Professor Dr. Natalia Skorokhod

Senior Fellow, October 2025 to September 2026
Free University in exile/Berlin

  • Professor of Theater and Dramaturgy at the Russian State Institute of Theater Arts (RGISI) in St. Petersburg until August 2023; two dissertations in theater studies, author of numerous contributions and articles, and several books – including How to Adapt Prose (2010), Leonid Andreev: A Biography (2013), and Postdrama Analysis (2015).
  • Currently holds the status of "Scholar at Risk" in Berlin and teaches at institutions including the Free University in exile in Latvia.
  • Her research focuses on the history of Russian dramaturgy, drama theory, and contemporary Russian-language theater texts; she is also a theater critic and curator of cultural projects.

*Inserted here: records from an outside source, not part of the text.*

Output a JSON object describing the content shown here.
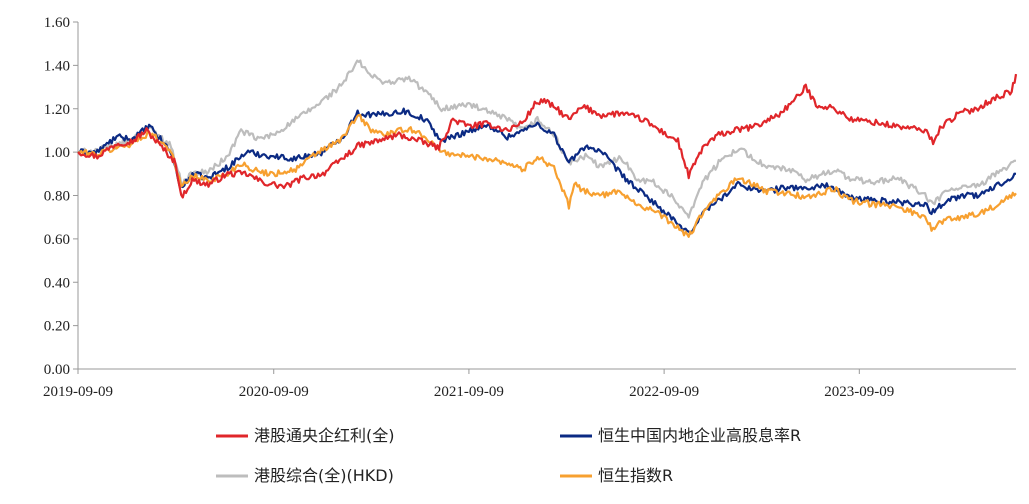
{
  "chart_data": {
    "type": "line",
    "title": "",
    "xlabel": "",
    "ylabel": "",
    "x_ticks": [
      "2019-09-09",
      "2020-09-09",
      "2021-09-09",
      "2022-09-09",
      "2023-09-09"
    ],
    "y_ticks": [
      "0.00",
      "0.20",
      "0.40",
      "0.60",
      "0.80",
      "1.00",
      "1.20",
      "1.40",
      "1.60"
    ],
    "xlim": [
      "2019-09-09",
      "2024-06-28"
    ],
    "ylim": [
      0,
      1.6
    ],
    "grid": false,
    "legend_position": "bottom",
    "series": [
      {
        "name": "港股通央企红利(全)",
        "color": "#e0262a",
        "points": [
          [
            "2019-09-09",
            1.0
          ],
          [
            "2019-10-15",
            0.98
          ],
          [
            "2019-11-20",
            1.04
          ],
          [
            "2019-12-20",
            1.05
          ],
          [
            "2020-01-15",
            1.1
          ],
          [
            "2020-02-10",
            1.03
          ],
          [
            "2020-03-10",
            0.95
          ],
          [
            "2020-03-20",
            0.79
          ],
          [
            "2020-04-10",
            0.87
          ],
          [
            "2020-05-10",
            0.85
          ],
          [
            "2020-06-15",
            0.9
          ],
          [
            "2020-07-20",
            0.9
          ],
          [
            "2020-08-20",
            0.86
          ],
          [
            "2020-10-01",
            0.84
          ],
          [
            "2020-11-01",
            0.88
          ],
          [
            "2020-12-10",
            0.9
          ],
          [
            "2021-01-10",
            0.96
          ],
          [
            "2021-02-15",
            1.03
          ],
          [
            "2021-03-20",
            1.05
          ],
          [
            "2021-05-01",
            1.08
          ],
          [
            "2021-06-10",
            1.05
          ],
          [
            "2021-07-15",
            1.02
          ],
          [
            "2021-08-10",
            1.15
          ],
          [
            "2021-09-09",
            1.12
          ],
          [
            "2021-10-15",
            1.13
          ],
          [
            "2021-11-20",
            1.1
          ],
          [
            "2021-12-20",
            1.14
          ],
          [
            "2022-01-10",
            1.22
          ],
          [
            "2022-01-25",
            1.24
          ],
          [
            "2022-02-20",
            1.2
          ],
          [
            "2022-03-15",
            1.15
          ],
          [
            "2022-04-10",
            1.21
          ],
          [
            "2022-05-15",
            1.17
          ],
          [
            "2022-06-20",
            1.18
          ],
          [
            "2022-08-01",
            1.15
          ],
          [
            "2022-09-01",
            1.1
          ],
          [
            "2022-10-05",
            1.05
          ],
          [
            "2022-10-25",
            0.89
          ],
          [
            "2022-11-20",
            1.02
          ],
          [
            "2022-12-20",
            1.08
          ],
          [
            "2023-01-20",
            1.1
          ],
          [
            "2023-03-01",
            1.12
          ],
          [
            "2023-04-15",
            1.18
          ],
          [
            "2023-05-15",
            1.25
          ],
          [
            "2023-06-01",
            1.3
          ],
          [
            "2023-06-20",
            1.22
          ],
          [
            "2023-07-25",
            1.2
          ],
          [
            "2023-08-25",
            1.15
          ],
          [
            "2023-10-01",
            1.14
          ],
          [
            "2023-11-15",
            1.12
          ],
          [
            "2024-01-10",
            1.1
          ],
          [
            "2024-01-25",
            1.05
          ],
          [
            "2024-02-10",
            1.12
          ],
          [
            "2024-03-15",
            1.18
          ],
          [
            "2024-04-15",
            1.2
          ],
          [
            "2024-05-20",
            1.25
          ],
          [
            "2024-06-20",
            1.28
          ],
          [
            "2024-06-28",
            1.36
          ]
        ]
      },
      {
        "name": "恒生中国内地企业高股息率R",
        "color": "#0b2a83",
        "points": [
          [
            "2019-09-09",
            1.0
          ],
          [
            "2019-10-15",
            1.0
          ],
          [
            "2019-11-20",
            1.07
          ],
          [
            "2019-12-20",
            1.06
          ],
          [
            "2020-01-20",
            1.12
          ],
          [
            "2020-02-10",
            1.06
          ],
          [
            "2020-03-01",
            1.0
          ],
          [
            "2020-03-20",
            0.83
          ],
          [
            "2020-04-10",
            0.9
          ],
          [
            "2020-05-10",
            0.88
          ],
          [
            "2020-06-15",
            0.93
          ],
          [
            "2020-07-20",
            1.0
          ],
          [
            "2020-09-09",
            0.98
          ],
          [
            "2020-10-20",
            0.97
          ],
          [
            "2020-12-10",
            1.0
          ],
          [
            "2021-01-20",
            1.08
          ],
          [
            "2021-02-10",
            1.18
          ],
          [
            "2021-03-20",
            1.17
          ],
          [
            "2021-05-10",
            1.19
          ],
          [
            "2021-06-20",
            1.15
          ],
          [
            "2021-07-20",
            1.05
          ],
          [
            "2021-09-09",
            1.1
          ],
          [
            "2021-10-20",
            1.12
          ],
          [
            "2021-11-20",
            1.07
          ],
          [
            "2021-12-20",
            1.1
          ],
          [
            "2022-01-15",
            1.13
          ],
          [
            "2022-02-15",
            1.08
          ],
          [
            "2022-03-15",
            0.95
          ],
          [
            "2022-04-15",
            1.03
          ],
          [
            "2022-05-15",
            1.0
          ],
          [
            "2022-06-20",
            0.9
          ],
          [
            "2022-07-20",
            0.83
          ],
          [
            "2022-08-20",
            0.77
          ],
          [
            "2022-09-20",
            0.7
          ],
          [
            "2022-10-25",
            0.62
          ],
          [
            "2022-11-20",
            0.72
          ],
          [
            "2022-12-20",
            0.78
          ],
          [
            "2023-01-25",
            0.85
          ],
          [
            "2023-03-20",
            0.82
          ],
          [
            "2023-05-01",
            0.84
          ],
          [
            "2023-06-01",
            0.83
          ],
          [
            "2023-07-10",
            0.85
          ],
          [
            "2023-08-20",
            0.79
          ],
          [
            "2023-10-01",
            0.78
          ],
          [
            "2023-11-20",
            0.77
          ],
          [
            "2024-01-10",
            0.76
          ],
          [
            "2024-01-22",
            0.72
          ],
          [
            "2024-02-20",
            0.78
          ],
          [
            "2024-03-20",
            0.8
          ],
          [
            "2024-04-20",
            0.8
          ],
          [
            "2024-05-20",
            0.84
          ],
          [
            "2024-06-28",
            0.9
          ]
        ]
      },
      {
        "name": "港股综合(全)(HKD)",
        "color": "#bdbdbd",
        "points": [
          [
            "2019-09-09",
            1.0
          ],
          [
            "2019-10-15",
            1.01
          ],
          [
            "2019-11-20",
            1.03
          ],
          [
            "2019-12-20",
            1.06
          ],
          [
            "2020-01-20",
            1.11
          ],
          [
            "2020-02-10",
            1.07
          ],
          [
            "2020-03-01",
            1.03
          ],
          [
            "2020-03-20",
            0.86
          ],
          [
            "2020-04-10",
            0.9
          ],
          [
            "2020-05-10",
            0.91
          ],
          [
            "2020-06-15",
            0.98
          ],
          [
            "2020-07-10",
            1.1
          ],
          [
            "2020-08-10",
            1.06
          ],
          [
            "2020-09-09",
            1.08
          ],
          [
            "2020-10-20",
            1.15
          ],
          [
            "2020-12-01",
            1.22
          ],
          [
            "2021-01-10",
            1.3
          ],
          [
            "2021-02-15",
            1.42
          ],
          [
            "2021-03-10",
            1.35
          ],
          [
            "2021-04-10",
            1.32
          ],
          [
            "2021-05-20",
            1.34
          ],
          [
            "2021-06-20",
            1.28
          ],
          [
            "2021-07-20",
            1.2
          ],
          [
            "2021-09-09",
            1.22
          ],
          [
            "2021-10-20",
            1.18
          ],
          [
            "2021-11-20",
            1.15
          ],
          [
            "2021-12-20",
            1.1
          ],
          [
            "2022-01-15",
            1.15
          ],
          [
            "2022-02-15",
            1.08
          ],
          [
            "2022-03-15",
            0.95
          ],
          [
            "2022-04-15",
            0.98
          ],
          [
            "2022-05-15",
            0.93
          ],
          [
            "2022-06-20",
            0.98
          ],
          [
            "2022-07-20",
            0.88
          ],
          [
            "2022-08-20",
            0.86
          ],
          [
            "2022-09-20",
            0.8
          ],
          [
            "2022-10-25",
            0.71
          ],
          [
            "2022-11-20",
            0.86
          ],
          [
            "2022-12-20",
            0.95
          ],
          [
            "2023-01-25",
            1.02
          ],
          [
            "2023-03-20",
            0.93
          ],
          [
            "2023-05-01",
            0.92
          ],
          [
            "2023-06-01",
            0.87
          ],
          [
            "2023-07-25",
            0.92
          ],
          [
            "2023-08-20",
            0.88
          ],
          [
            "2023-10-01",
            0.86
          ],
          [
            "2023-11-20",
            0.88
          ],
          [
            "2024-01-10",
            0.8
          ],
          [
            "2024-01-22",
            0.76
          ],
          [
            "2024-02-20",
            0.82
          ],
          [
            "2024-03-20",
            0.84
          ],
          [
            "2024-04-20",
            0.84
          ],
          [
            "2024-05-20",
            0.9
          ],
          [
            "2024-06-28",
            0.96
          ]
        ]
      },
      {
        "name": "恒生指数R",
        "color": "#f7a030",
        "points": [
          [
            "2019-09-09",
            1.0
          ],
          [
            "2019-10-15",
            0.99
          ],
          [
            "2019-11-20",
            1.02
          ],
          [
            "2019-12-20",
            1.04
          ],
          [
            "2020-01-20",
            1.09
          ],
          [
            "2020-02-10",
            1.05
          ],
          [
            "2020-03-01",
            1.01
          ],
          [
            "2020-03-20",
            0.84
          ],
          [
            "2020-04-10",
            0.89
          ],
          [
            "2020-05-10",
            0.87
          ],
          [
            "2020-06-15",
            0.9
          ],
          [
            "2020-07-10",
            0.95
          ],
          [
            "2020-08-10",
            0.91
          ],
          [
            "2020-09-09",
            0.9
          ],
          [
            "2020-10-20",
            0.92
          ],
          [
            "2020-12-01",
            1.0
          ],
          [
            "2021-01-10",
            1.05
          ],
          [
            "2021-02-15",
            1.17
          ],
          [
            "2021-03-10",
            1.1
          ],
          [
            "2021-04-10",
            1.08
          ],
          [
            "2021-05-20",
            1.11
          ],
          [
            "2021-06-20",
            1.07
          ],
          [
            "2021-07-20",
            1.0
          ],
          [
            "2021-09-09",
            0.98
          ],
          [
            "2021-10-20",
            0.97
          ],
          [
            "2021-11-20",
            0.95
          ],
          [
            "2021-12-20",
            0.92
          ],
          [
            "2022-01-15",
            0.98
          ],
          [
            "2022-02-15",
            0.93
          ],
          [
            "2022-03-15",
            0.75
          ],
          [
            "2022-03-25",
            0.85
          ],
          [
            "2022-04-15",
            0.82
          ],
          [
            "2022-05-15",
            0.8
          ],
          [
            "2022-06-20",
            0.82
          ],
          [
            "2022-07-20",
            0.76
          ],
          [
            "2022-08-20",
            0.73
          ],
          [
            "2022-09-20",
            0.68
          ],
          [
            "2022-10-25",
            0.61
          ],
          [
            "2022-11-20",
            0.72
          ],
          [
            "2022-12-20",
            0.8
          ],
          [
            "2023-01-25",
            0.88
          ],
          [
            "2023-03-20",
            0.82
          ],
          [
            "2023-05-01",
            0.81
          ],
          [
            "2023-06-01",
            0.79
          ],
          [
            "2023-07-25",
            0.83
          ],
          [
            "2023-08-20",
            0.78
          ],
          [
            "2023-10-01",
            0.76
          ],
          [
            "2023-11-20",
            0.75
          ],
          [
            "2024-01-10",
            0.7
          ],
          [
            "2024-01-22",
            0.65
          ],
          [
            "2024-02-20",
            0.69
          ],
          [
            "2024-03-20",
            0.7
          ],
          [
            "2024-04-20",
            0.72
          ],
          [
            "2024-05-20",
            0.75
          ],
          [
            "2024-06-28",
            0.81
          ]
        ]
      }
    ]
  }
}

Fellow project: „War and Displacement in Russophone Drama of 2022-2024“

My current research, along with my intention to apply for a Senior Fellowship at Krupp College, University of Greifswald, is centered on a monograph about Russian-language contemporary drama. This interdisciplinary study aims to investigate the phenomenon of 21st-century Russian-language plays. The working title of my monograph is "Performing Social Collapse: Russian-Language Plays of the 21st Century," and I have been diligently working on it since 2023, with plans for completion by 2027. The monograph will consist of four chapters, and during the project, I will be working on and completing the second chapter.
The research will specifically examine the evolution of Russian-language drama during the first three years of the Russian-Ukraine war (2022-2024). In this section, I will analyze the social and political challenges faced by playwrights from Russia, Ukraine, and Belarus in the wake of the full-scale Russian invasion of Ukraine. Additionally, I intend to explore the transformation of Russophone playwrights' festivals, particularly focusing on the unique historical event of the Lubimovka Russophone drama festival's complete emigration from Moscow to the West. My research will include a comparative analysis of how Russian-speaking authors from totalitarian regimes reflect the current war in their works, contrasting their expressions with those of writers residing in free countries. I will assess how the narratives of their plays have evolved during the war's first, second, and third years. Furthermore, an important aspect of my study will be the adaptation processes undertaken by Russian-language playwrights and theater makers now based outside of Russia, particularly exemplified by developments in the Baltic states. Additionally, the project will investigate how the digital age has impacted the tools of dramaturgy, allowing for a more rapid reflection of historical events such as wars or waves of displacement. 
The corpus of texts I plan to study will include plays by eminent authors such as M. Durnenkov, E. Bol (Asya Voloshina) , and Sv. Petrijtchuk (Russia), P. Pryazhko, K. Steshik, and M. Belkovich (Belarus), as well as M. Kurochkin, N. Vorozhbit, I. Serebyakova, V. Chensky (Ukraine), and M. Ivashkyavichus (Lithuania). I will also examine works by emerging millennial authors whose names are yet to gain recognition. Most of these texts are housed in electronic libraries on festival websites, alongside a video archive of performances, including readings by actors, which will serve as valuable resources for my research.
I am confident that my project not only aligns with the research program "Baltic Peripetes" at the Slavic Institute of the University of Greifswald but also enriches the program by delving into the complexities of contemporary Russian-language drama.